If there’s one thing that’s struck and confused me in watching and coaching Little Leaguers, it has to be the sequence and pace at which they learn different skills. Because they often don’t seem to come in logical order. I’ll give you an example…most kids can hit a ball before they can throw a ball accurately. That always surprised me. As they say, hitting a round ball with a round bat squarely is probably the hardest thing in sports. Yet kids seem to pick that up faster than, what I would think, would be easier tasks.
Let’s take playing the outfield. How many kids do you see backpedaling on fly balls? My guess is, a LOT. Now, it may not seem like much, but that one simple skill, of learning how to chase down fly balls correctly, especially those hit over your head, without resorting to backpedaling, is one of the key skills your son or daughter will learn as they get older. So in this edition of “GenerationBasball’s Deep Dive Thursday,” we’re going to take a look at how to teach the RIGHT way to play the outfield. And we won’t just cover the basics, we’ll take a “deep dive” into some physics to explain why learning proper form in the outfield is crucial to a young player’s development.
Why Outfielders Backpedal
Here’s a simple answer…because they don’t know any better and in a sense it comes naturally. Have you ever heard the saying that the hardest ball to field is the one hit right at you? Turns out, there’s some science behind it. We’re actually better at tracking objects when we’re moving than when we’re standing still. There’s a really fascinating article from LiveScience that explains why, and how it translates to fielding in baseball here — http://www.livescience.com/3445-baseball-players-catch-fly-balls.html.
From the article:
“We have found that running paths are largely consistent with those observed experimentally,” Kistemaker told LiveScience. “Largely, and not completely, because the start of fielders is somewhat strange: They tend to step forward first, irrespective of the fact that they have run either forward or backwards to catch that fly ball.”
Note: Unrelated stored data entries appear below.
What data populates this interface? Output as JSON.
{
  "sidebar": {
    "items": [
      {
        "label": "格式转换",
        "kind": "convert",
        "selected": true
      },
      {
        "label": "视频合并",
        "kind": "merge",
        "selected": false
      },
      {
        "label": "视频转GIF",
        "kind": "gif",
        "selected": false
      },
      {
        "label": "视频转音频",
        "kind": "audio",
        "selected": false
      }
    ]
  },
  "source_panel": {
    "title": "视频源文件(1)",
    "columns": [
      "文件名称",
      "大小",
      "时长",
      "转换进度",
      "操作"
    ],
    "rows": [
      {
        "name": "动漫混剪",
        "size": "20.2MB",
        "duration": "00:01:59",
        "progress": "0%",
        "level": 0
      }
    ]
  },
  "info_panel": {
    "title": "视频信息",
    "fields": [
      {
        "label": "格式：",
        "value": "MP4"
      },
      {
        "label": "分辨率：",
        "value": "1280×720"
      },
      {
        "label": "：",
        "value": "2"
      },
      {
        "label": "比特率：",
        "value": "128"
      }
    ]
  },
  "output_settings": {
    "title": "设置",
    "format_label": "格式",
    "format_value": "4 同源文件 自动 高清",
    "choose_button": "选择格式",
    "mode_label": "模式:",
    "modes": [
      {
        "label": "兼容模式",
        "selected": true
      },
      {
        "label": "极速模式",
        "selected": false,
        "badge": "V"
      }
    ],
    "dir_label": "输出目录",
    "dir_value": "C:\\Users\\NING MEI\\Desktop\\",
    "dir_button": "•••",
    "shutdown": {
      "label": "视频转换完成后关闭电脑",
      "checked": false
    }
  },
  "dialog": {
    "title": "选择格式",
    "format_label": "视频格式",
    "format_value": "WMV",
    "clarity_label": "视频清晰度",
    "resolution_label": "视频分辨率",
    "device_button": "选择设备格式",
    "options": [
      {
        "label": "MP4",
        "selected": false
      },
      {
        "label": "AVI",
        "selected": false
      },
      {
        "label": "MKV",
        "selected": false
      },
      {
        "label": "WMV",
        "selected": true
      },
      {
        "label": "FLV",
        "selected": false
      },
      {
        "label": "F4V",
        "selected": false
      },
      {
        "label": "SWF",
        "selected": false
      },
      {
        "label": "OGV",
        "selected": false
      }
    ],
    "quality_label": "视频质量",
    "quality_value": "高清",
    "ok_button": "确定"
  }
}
The research is detailed this month in the journal Human Movement Science.
Will those first few steps forward doom the Little Leaguer to years of fly ball nightmares? Actually, it might be our brain’s method of improving its viewpoint.
“For a fielder, making a step is a way of changing the magnitude of the optical acceleration, while preserving its informative value,” Kistemaker clarified. “A faster rise of the optical acceleration above the detection threshold may outweigh a possible initial step in the wrong direction. Making an initial step forwards is not only easier than making an initial step backwards, but might also be a better choice.”
So, if you’re now coaching Little Leaguers, be patient. Their brains may still be learning the math.
Pretty cool, huh? But now here’s the thing…it still doesn’t explain why younger players backpedal instead of turning, getting on their horse, and chasing down a ball over their head. That skill must be taught. And the sooner the better.
How to Teach the Proper Way to Track Down a Ball in the Outfield
I remember one of the first baseball camps I went to. It was a summer camp where we spent all day playing and practicing different skills…some of which we hadn’t really learned yet. One was how to go back on a fly ball. The coaches loaded up a pitching machine, pointed it over our heads, and let fly. After we failed to get to a few, he taught us lessons like these:
And I’ll tell you, the difference was night and day! It still makes me cringe watching kids backpedal instead of turn and sprint. I think part of it is that for a brief second you may lose sight of the ball. And that can be scary. But once they learn and practice the RIGHT way, they’ll be hooked on how effective it is. And pretty soon they’ll be chasing down balls like a golden retriever. Now get out there and shag some flies!